The project is designed to provide encouragement and serve as a positive role model to girls in the sixth through eighth grades.

It has included luncheons among the participants so far, and on Friday, the girls were able to take part in a “lock-in” at the school from 8 p.m. to 7 a.m. today.

The lock-in was scheduled to begin with ice-breakers and devotional time, followed by crafts, movies and games.

“As a middle-schooler, I really looked up to the high-schoolers a lot, and I didn’t really get connections with them,” said Greencastle, Pa., resident Brooke Morgan, a 15-year-old 10th-grader. “Now that I’m a high-schooler, it’s really nice to make connections with the middle-school girls and help them grow.”

Keshia Harney,16, said she came up with the idea for the project with fellow student Camille Sprecher. They drafted and sent out letters to the high school girls inviting them to commit to the project.

Harney, an 11th-grader from Hagerstown, said she drew some of her ideas from personal experiences.

“I was really isolated, dark, and twisty in middle school, and I saw a lot of that in some of the other girls,” she said. “I wanted to help them understand that they’re amazing, and they’re beautiful.”

She said that she has been humbled by the success of the project so far.

“We just had a little project that we wanted to do, and it turned into something that it really big,” she said. “We’re hoping to branch out to some of the other schools nearby soon.”

Twenty-two high school girls at the school have committed to taking part in the project, according to the school’s guidance counselor, Katie Fick.

Fick has helped Harney and Sprecher organize the project. She said they have been interns for her this semester and thought of the project back in February.

“To see the leaders genuinely be excited about talking to the girls and being nice has been sweet,” Fick said. “The administration has been really excited about it, and they’re super supportive.”

She said that the project has not had problems with girls separating themselves into groups.

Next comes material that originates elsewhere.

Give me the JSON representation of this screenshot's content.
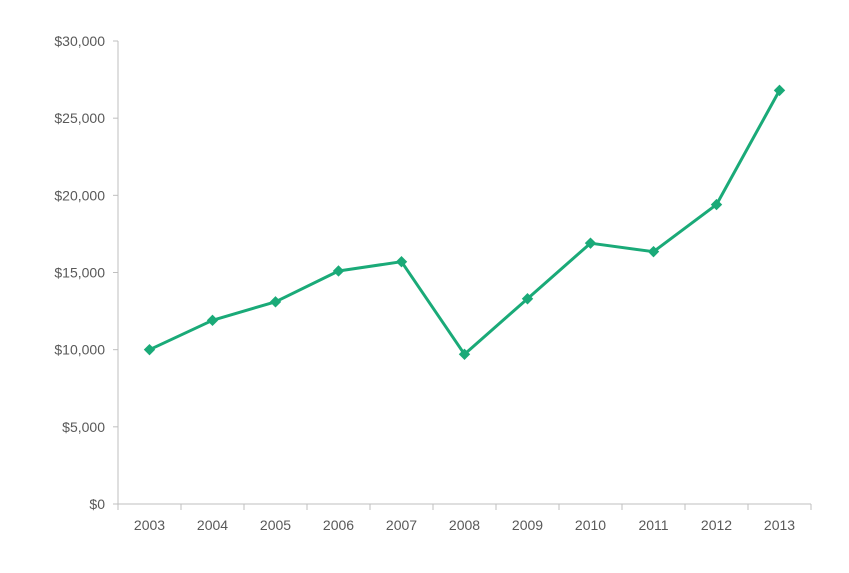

“All of that stuff that typically sets up the cliques, the project has kind of smushed those boundaries,” Fick said. “As a guidance counselor, you can’t ask for any more than to see a bunch of people tear down that cliquish stuff that you get.”

The first meeting among the mentors was Tuesday, Feb. 21. A luncheon on March 9 was then held in the gym of the school to jump-start the project.

Other events have included an Easter Pizza Lunch on April 5,  Friday’s lock-in, and a lunch check-in on April 27.

“The project really encourages you to do the right thing, and they’re really helpful with advice,” said Hagerstown resident Hannah Colvin, a 12-year-old seventh-grader. “I’ve never grown up with an older sister, so it’s nice to have older girls to look up to.”

Donations from churches, businesses, parents, and the staff have helped the project pay for things so far, Fick said.

Sprecher and Harney even drafted letters to send out to local businesses explaining the project and inviting them to help.

Greencastle resident Rebecca House, a 16-year-old 11th grader, said she wanted to help with the project because she struggled with personal beauty at one point.

“If someone had told me when I was in middle school that I was beautiful, I probably wouldn’t have believed them,” she said. “These girls just need to know that they are beautiful the way that they are.”

Eventually, Fick said she plans for the mentors to work with a specific group of girls to help them build stronger relationships.

Hagerstown resident Emma Stonestreet, 14, said that the relationships will help the girls.

“I didn’t really have many friends when I first came here,” said Stonestreet, a ninth-grader. “I really feel like helping these girls would get them through their middle-school years.”

Hagerstown resident Allie Cox, a 16-year-old 10th grader, said that middle-school kids seem to be more unhappy now than when she was in middle school.

“I think more people in middle school are OK with sadness,” she said. “They need more mentoring, and people to help them out.”